Re-interpreting the DDA to cover discrimination by association

The situation before October 2010 was not satisfactory in that a person reading the wording of the DDA would think that discrimination by association was not covered. However the Employment Appeal Tribunal held that even before Equality Act 2010 (see above), UK law must be interpreted so as to implement the Coleman decision. Accordingly claimants could rely on direct discrimination or harassment by association in employment cases without waiting for the statute to be changed.

The problem was that on a literal reading, the DDA was limited to discrimination against, or harassment of, the disabled person. The wording did not cover discrimination because of someone else’s disability. However, UK tribunals must interpret UK legislation ‘so far as possible’ to comply with the Framework Employment Directive, and the directive requires discrimination by association to be covered. Was it ‘possible’ to interpret the DDA to cover it? The Employment Appeal Tribunal (EAT) said yes it is – EAT decision on Coleman, October 2009 (link to bailii.org). This meant that under UK law even before changes in the Equality Act 2010, direct discrimination and harassment were prohibited even if they were not against the disabled person himself.

In considering whether the DDA could be re-interpreted, the EAT looked at the previous authorities, and said that even if the DDA was clear, wording could be written into the statute to change its meaning. There are limits on what is ‘possible’, namely the courts cannot change the statute in a manner which is not “compatible with the underlying thrust of the legislation” or which is “inconsistent with the scheme of the legislation or its general principles.” In the present case though, extending the DDA to cover associative discrimination would be fully in conformity with the aims of the DDA as drafted.

Consider whether disability is the reason, not whether there is ‘association’

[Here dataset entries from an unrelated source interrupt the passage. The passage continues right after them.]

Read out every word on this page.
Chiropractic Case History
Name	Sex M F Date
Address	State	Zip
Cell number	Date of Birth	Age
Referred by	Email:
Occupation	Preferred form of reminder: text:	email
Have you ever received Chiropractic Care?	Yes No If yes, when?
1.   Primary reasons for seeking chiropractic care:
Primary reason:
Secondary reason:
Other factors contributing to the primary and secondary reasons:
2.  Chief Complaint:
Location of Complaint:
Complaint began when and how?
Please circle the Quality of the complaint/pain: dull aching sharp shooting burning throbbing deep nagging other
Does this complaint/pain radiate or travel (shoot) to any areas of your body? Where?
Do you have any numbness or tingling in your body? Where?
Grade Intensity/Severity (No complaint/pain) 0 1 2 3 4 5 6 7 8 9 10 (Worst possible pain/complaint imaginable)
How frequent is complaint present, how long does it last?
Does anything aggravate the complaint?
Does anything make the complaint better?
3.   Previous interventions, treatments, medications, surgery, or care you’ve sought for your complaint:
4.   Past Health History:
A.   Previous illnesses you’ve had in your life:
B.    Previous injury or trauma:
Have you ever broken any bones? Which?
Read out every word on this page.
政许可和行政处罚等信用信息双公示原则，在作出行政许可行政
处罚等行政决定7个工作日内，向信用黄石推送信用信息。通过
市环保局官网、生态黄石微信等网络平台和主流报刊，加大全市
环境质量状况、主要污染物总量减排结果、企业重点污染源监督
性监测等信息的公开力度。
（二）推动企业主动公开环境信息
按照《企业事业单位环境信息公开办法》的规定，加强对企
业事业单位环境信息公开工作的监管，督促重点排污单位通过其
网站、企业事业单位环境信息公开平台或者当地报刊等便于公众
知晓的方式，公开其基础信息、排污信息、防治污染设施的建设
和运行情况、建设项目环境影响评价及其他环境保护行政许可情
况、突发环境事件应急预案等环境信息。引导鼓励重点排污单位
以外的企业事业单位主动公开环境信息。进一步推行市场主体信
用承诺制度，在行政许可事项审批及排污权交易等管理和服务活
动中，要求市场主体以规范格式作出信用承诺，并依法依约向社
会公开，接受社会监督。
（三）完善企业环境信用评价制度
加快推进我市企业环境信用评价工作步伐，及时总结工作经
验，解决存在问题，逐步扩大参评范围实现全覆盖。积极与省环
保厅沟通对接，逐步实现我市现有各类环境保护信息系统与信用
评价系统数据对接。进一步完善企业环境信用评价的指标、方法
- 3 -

The EAT decision in Coleman, 2009 (bailii.org) suggested wording that the courts might read into the DDA 1995 to implement the EU court’s decision. The EAT said the test was whether the claimant was treated less favourably by reason of the disability of another person (since the Equality Act we would say ‘because of’ the disability), or harrassed for a reason which relates to the disability of another person. Tribunals did not need to consider whether there was an ‘association’ between the claimant and the person with the disability. The EAT explained this by saying:

“16. I appreciate that my formulation does not use the language of “association”.  Although the phrase “associative discrimination” is a convenient shorthand, on my reading of the decision of the [EU] Court of Justice the concept of association is not central to its reasoning. What matters is that the putative victim has suffered adverse treatment on a proscribed “ground”, namely disability, and the fact that the disability is not his own is not of the essence: see para 50 of the judgment … In practice it may be uncommon for an employee to be discriminated against on the ground of the disability of anyone with whom he is not in some sense “associated”, indeed closely associated, but the fact of such association is not necessary to the unlawfulness; and I should prefer to avoid language which encourages tribunals to become bogged down in discussion of what does or does not amount to an “association”, when that should not be the focus of the inquiry.  (I should also note that I have used the phrase “by reason” that rather than “on the ground of” purely because it reads less clumsily: the two phrases are interchangeable in this field: see Nagarajan v London Regional Transport …)”
EBR Attridge Law v Coleman (bailii.org), EAT, 2009.